Re: [GIT PULL] RISC-V updates for v7.0

From: Deepak Gupta

Date: Thu Feb 26 2026 - 16:04:34 EST

Hi Peter,

Responses inline.

On Thu, Feb 26, 2026 at 02:23:42PM +0100, Peter Zijlstra wrote:

On Wed, Feb 18, 2026 at 05:57:45PM -0800, Deepak Gupta wrote:

x86 doesn't have any equivalent BTI bit in PTEs to mark code pages. IIRC, it
does have mechanism where a bitmap has to be prepared and each entry in bitmap
encodes whether a page is legacy code page (without `endbr64`) or a modern code
page (with `endbr64`). And CPU will consult this bitmap to suppress the fault.

So; all of this is only ever relevant for programs that are mixing CFI
and !CFI code. If a program has no CFI, all good. If a program is all
CFI enabled, also all good.

If it starts mixing things, then you get to be 'creative'.

Now the thing is, if you start to do that you need to deal with both
forward CFI (BTI) and backward CFI (shadow-stack) #CF exceptions. That
bitmap, that can only deal with BTI, but doesn't help with shadow
stack, so its useless.

My proposal was to ignore that whole bitmap; that's dead hardware, never
used. Instead use a software PTE bit, like ARM has, and simply eat the
#CF look at PTE and figure out what to do.

IIRC, arm has hardware PTE bit saying this is a guarded page. That can be kept
in ITLB as part of virt addr translation during instruction fetch. So whenever
indir_call --> target happens, if target translation was already in ITLB, CPU
already knows whether to suppress the fault or not, without going to kernel.

In x86 case, using a software PTE bit would be different. There will be a fault
always and kernel won't be able to make a decision on what to do. It'll need
some delegating authority to make that decision. That delegating authority can
be a signal handler in userspace which may need a bitmap/auxilliary data
structure of sort to make that decision whether target address is a taken target
or should not be taken.

So decision point is either

- do a software bitmap or
- hardware bitmap (legacy interworking bitmap)
(both will be slow).

OR

Just don't allow/support that configuration to enable CFI. And put onus on
workload owner to do the work to enable the feature.
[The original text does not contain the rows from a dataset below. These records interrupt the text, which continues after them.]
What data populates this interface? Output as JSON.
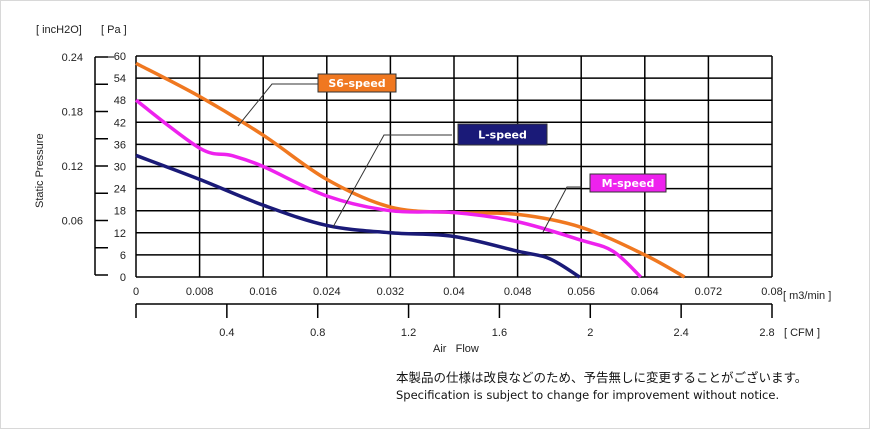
{
  "chart_data": {
    "type": "line",
    "title": "",
    "xlabel": "Air   Flow",
    "ylabel": "Static Pressure",
    "x_unit_primary": "[ m3/min ]",
    "x_unit_secondary": "[ CFM ]",
    "y_unit_primary": "[ Pa ]",
    "y_unit_secondary": "[ incH2O]",
    "xlim": [
      0,
      0.08
    ],
    "ylim": [
      0,
      60
    ],
    "grid": true,
    "x_ticks": [
      "0",
      "0.008",
      "0.016",
      "0.024",
      "0.032",
      "0.04",
      "0.048",
      "0.056",
      "0.064",
      "0.072",
      "0.08"
    ],
    "y_ticks": [
      "0",
      "6",
      "12",
      "18",
      "24",
      "30",
      "36",
      "42",
      "48",
      "54",
      "60"
    ],
    "cfm_ticks": [
      "0.4",
      "0.8",
      "1.2",
      "1.6",
      "2",
      "2.4",
      "2.8"
    ],
    "inch_ticks": [
      "0.06",
      "0.12",
      "0.18",
      "0.24"
    ],
    "series": [
      {
        "name": "S6-speed",
        "color": "#f07820",
        "x": [
          0,
          0.008,
          0.016,
          0.024,
          0.032,
          0.04,
          0.048,
          0.056,
          0.064,
          0.069
        ],
        "y": [
          58,
          49,
          38.5,
          26.5,
          19,
          17.5,
          17,
          13.5,
          6,
          0
        ]
      },
      {
        "name": "M-speed",
        "color": "#ee22ee",
        "x": [
          0,
          0.008,
          0.012,
          0.016,
          0.024,
          0.032,
          0.04,
          0.048,
          0.056,
          0.06,
          0.0635
        ],
        "y": [
          48,
          35,
          33,
          30,
          22,
          18,
          17.5,
          15,
          10,
          7,
          0
        ]
      },
      {
        "name": "L-speed",
        "color": "#1a1a78",
        "x": [
          0,
          0.008,
          0.016,
          0.024,
          0.032,
          0.04,
          0.048,
          0.052,
          0.0558
        ],
        "y": [
          33,
          26.5,
          19.5,
          14,
          12,
          11,
          7,
          5,
          0
        ]
      }
    ]
  },
  "notes": {
    "japanese": "本製品の仕様は改良などのため、予告無しに変更することがございます。",
    "english": "Specification is subject to change for improvement without notice."
  }
}
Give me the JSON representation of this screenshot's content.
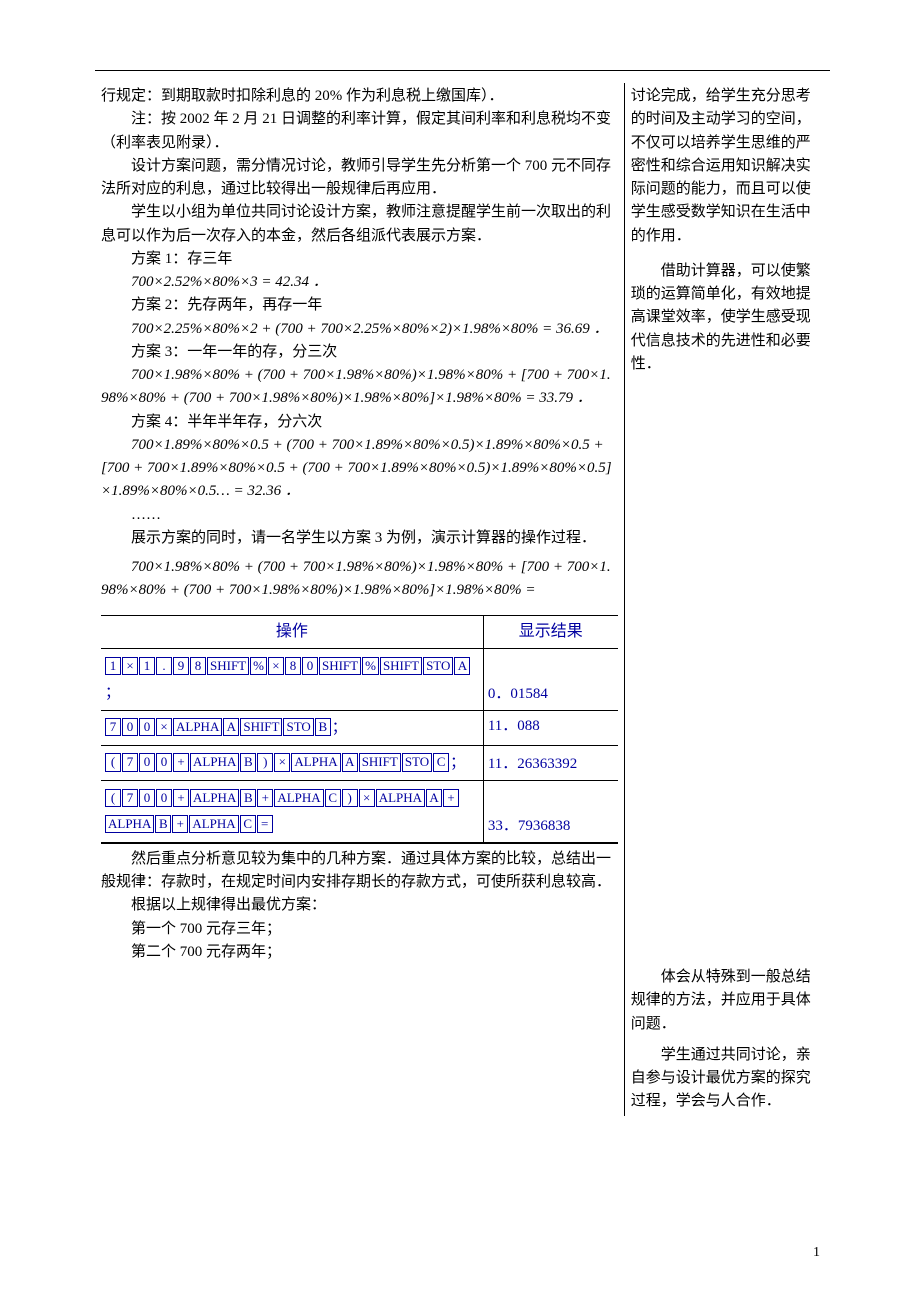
{
  "page_number": "1",
  "left": {
    "p1": "行规定：到期取款时扣除利息的 20% 作为利息税上缴国库）．",
    "p2": "注：按 2002 年 2 月 21 日调整的利率计算，假定其间利率和利息税均不变（利率表见附录）．",
    "p3": "设计方案问题，需分情况讨论，教师引导学生先分析第一个 700 元不同存法所对应的利息，通过比较得出一般规律后再应用．",
    "p4": "学生以小组为单位共同讨论设计方案，教师注意提醒学生前一次取出的利息可以作为后一次存入的本金，然后各组派代表展示方案．",
    "plan1_label": "方案 1：存三年",
    "plan1_formula": "700×2.52%×80%×3 = 42.34 ．",
    "plan2_label": "方案 2：先存两年，再存一年",
    "plan2_formula": "700×2.25%×80%×2 + (700 + 700×2.25%×80%×2)×1.98%×80% = 36.69 ．",
    "plan3_label": "方案 3：一年一年的存，分三次",
    "plan3_formula": "700×1.98%×80% + (700 + 700×1.98%×80%)×1.98%×80% + [700 + 700×1.98%×80% + (700 + 700×1.98%×80%)×1.98%×80%]×1.98%×80% = 33.79 ．",
    "plan4_label": "方案 4：半年半年存，分六次",
    "plan4_formula": "700×1.89%×80%×0.5 + (700 + 700×1.89%×80%×0.5)×1.89%×80%×0.5 + [700 + 700×1.89%×80%×0.5 + (700 + 700×1.89%×80%×0.5)×1.89%×80%×0.5]×1.89%×80%×0.5… = 32.36 ．",
    "dots": "……",
    "demo": "展示方案的同时，请一名学生以方案 3 为例，演示计算器的操作过程．",
    "demo_formula": "700×1.98%×80% + (700 + 700×1.98%×80%)×1.98%×80% + [700 + 700×1.98%×80% + (700 + 700×1.98%×80%)×1.98%×80%]×1.98%×80% =",
    "conclusion1": "然后重点分析意见较为集中的几种方案．通过具体方案的比较，总结出一般规律：存款时，在规定时间内安排存期长的存款方式，可使所获利息较高．",
    "conclusion2": "根据以上规律得出最优方案：",
    "conclusion3": "第一个 700 元存三年；",
    "conclusion4": "第二个 700 元存两年；"
  },
  "right": {
    "r1": "讨论完成，给学生充分思考的时间及主动学习的空间，不仅可以培养学生思维的严密性和综合运用知识解决实际问题的能力，而且可以使学生感受数学知识在生活中的作用．",
    "r2": "借助计算器，可以使繁琐的运算简单化，有效地提高课堂效率，使学生感受现代信息技术的先进性和必要性．",
    "r3": "体会从特殊到一般总结规律的方法，并应用于具体问题．",
    "r4": "学生通过共同讨论，亲自参与设计最优方案的探究过程，学会与人合作．"
  },
  "table": {
    "header_op": "操作",
    "header_res": "显示结果",
    "row1_keys": [
      "1",
      "×",
      "1",
      ".",
      "9",
      "8",
      "SHIFT",
      "%",
      "×",
      "8",
      "0",
      "SHIFT",
      "%",
      "SHIFT",
      "STO",
      "A",
      "；"
    ],
    "row1_res": "0．01584",
    "row2_keys": [
      "7",
      "0",
      "0",
      "×",
      "ALPHA",
      "A",
      "SHIFT",
      "STO",
      "B",
      "；"
    ],
    "row2_res": "11．088",
    "row3_keys": [
      "(",
      "7",
      "0",
      "0",
      "+",
      "ALPHA",
      "B",
      ")",
      "×",
      "ALPHA",
      "A",
      "SHIFT",
      "STO",
      "C",
      "；"
    ],
    "row3_res": "11．26363392",
    "row4_keys": [
      "(",
      "7",
      "0",
      "0",
      "+",
      "ALPHA",
      "B",
      "+",
      "ALPHA",
      "C",
      ")",
      "×",
      "ALPHA",
      "A",
      "+",
      "ALPHA",
      "B",
      "+",
      "ALPHA",
      "C",
      "="
    ],
    "row4_res": "33．7936838"
  }
}
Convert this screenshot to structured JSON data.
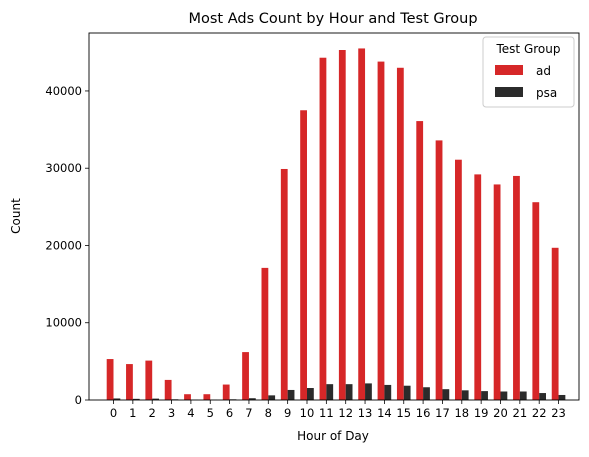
{
  "chart_data": {
    "type": "bar",
    "title": "Most Ads Count by Hour and Test Group",
    "xlabel": "Hour of Day",
    "ylabel": "Count",
    "categories": [
      "0",
      "1",
      "2",
      "3",
      "4",
      "5",
      "6",
      "7",
      "8",
      "9",
      "10",
      "11",
      "12",
      "13",
      "14",
      "15",
      "16",
      "17",
      "18",
      "19",
      "20",
      "21",
      "22",
      "23"
    ],
    "ylim": [
      0,
      47500
    ],
    "yticks": [
      0,
      10000,
      20000,
      30000,
      40000
    ],
    "grid": false,
    "legend": {
      "title": "Test Group",
      "placement": "top-right"
    },
    "series": [
      {
        "name": "ad",
        "color": "#d62728",
        "values": [
          5300,
          4650,
          5100,
          2600,
          750,
          750,
          2000,
          6200,
          17100,
          29900,
          37500,
          44300,
          45300,
          45500,
          43800,
          43000,
          36100,
          33600,
          31100,
          29200,
          27900,
          29000,
          25600,
          19700
        ]
      },
      {
        "name": "psa",
        "color": "#2b2b2b",
        "values": [
          200,
          150,
          180,
          90,
          30,
          25,
          90,
          230,
          600,
          1300,
          1550,
          2050,
          2050,
          2150,
          1950,
          1850,
          1650,
          1400,
          1250,
          1150,
          1100,
          1100,
          900,
          650
        ]
      }
    ]
  }
}
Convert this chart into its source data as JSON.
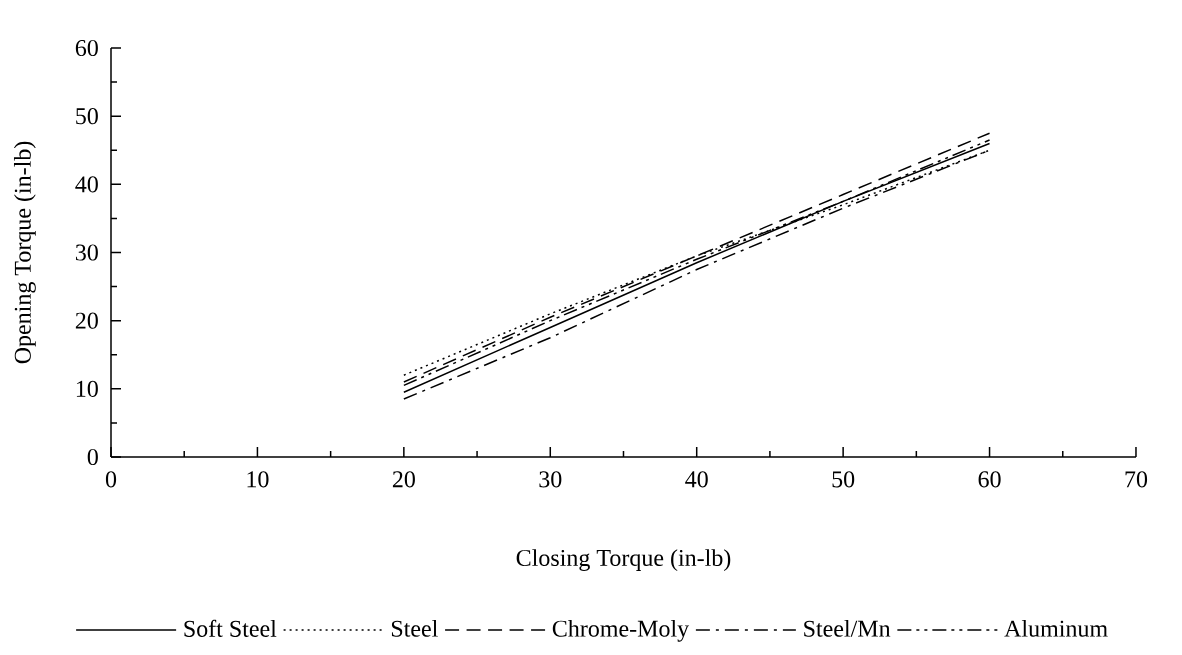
{
  "chart_data": {
    "type": "line",
    "xlabel": "Closing Torque (in-lb)",
    "ylabel": "Opening Torque (in-lb)",
    "x": [
      20,
      30,
      40,
      50,
      60
    ],
    "series": [
      {
        "name": "Soft Steel",
        "color": "#000000",
        "line_style": "solid",
        "values": [
          9.5,
          19,
          28.5,
          37.5,
          46
        ]
      },
      {
        "name": "Steel",
        "color": "#000000",
        "line_style": "dotted",
        "values": [
          12,
          21,
          29.5,
          37,
          45
        ]
      },
      {
        "name": "Chrome-Moly",
        "color": "#000000",
        "line_style": "dashed",
        "values": [
          11,
          20.5,
          29.5,
          38.5,
          47.5
        ]
      },
      {
        "name": "Steel/Mn",
        "color": "#000000",
        "line_style": "dashdot",
        "values": [
          8.5,
          17.5,
          27.5,
          36.5,
          45
        ]
      },
      {
        "name": "Aluminum",
        "color": "#000000",
        "line_style": "dashdotdot",
        "values": [
          10.5,
          20,
          29,
          37.5,
          46.5
        ]
      }
    ],
    "xlim": [
      0,
      70
    ],
    "ylim": [
      0,
      60
    ],
    "xticks": [
      0,
      {
        "value": 5,
        "label": null
      },
      10,
      {
        "value": 15,
        "label": null
      },
      20,
      {
        "value": 25,
        "label": null
      },
      30,
      {
        "value": 35,
        "label": null
      },
      40,
      {
        "value": 45,
        "label": null
      },
      50,
      {
        "value": 55,
        "label": null
      },
      60,
      {
        "value": 65,
        "label": null
      },
      70
    ],
    "yticks": [
      0,
      {
        "value": 5,
        "label": null
      },
      10,
      {
        "value": 15,
        "label": null
      },
      20,
      {
        "value": 25,
        "label": null
      },
      30,
      {
        "value": 35,
        "label": null
      },
      40,
      {
        "value": 45,
        "label": null
      },
      50,
      {
        "value": 55,
        "label": null
      },
      60
    ],
    "grid": false,
    "marker": "none",
    "legend": "bottom"
  }
}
Sidenote: I wish we were able to convince someone certain in Redmond to give a
sw bit back and this all would have been nicer. Given there wasn't a lot of
traction from open source for this feature, it was mostly a redmond driven
feature.

Yes, this is 'slow', but my claim is that this doesn't matter. There are
2 ways out of this slow-ness:

- fully disable CFI for your program (probably not the thing you want,
but a quick fix, and not really less secure than partial CFI anyway).

- fully enable CFI for your program (might be a bit of work).

The whole mixed thing is a transition state where userspace doesn't have
its ducks in a row. It will go away.

I have spent 8 years defining features to kill class of low-level exploits back
at Intel. And then next 6 years in places where software is deployed on these
CPUs.
I am a security engineer and would have loved to get these features enabled.
But in all honesty, I am yet to see anyone at these places (hyperscalars)
willing to give up an ounce of perf budget (1-2% demands discussion and strong
justification) for enabling just the shadow stack feature.

So my advise would be not to care about enabling path where there is a perf hit.

Keep it simple
- Enable when all binaries have feature awareness.
- Disable when there is one binary with no feature awareness.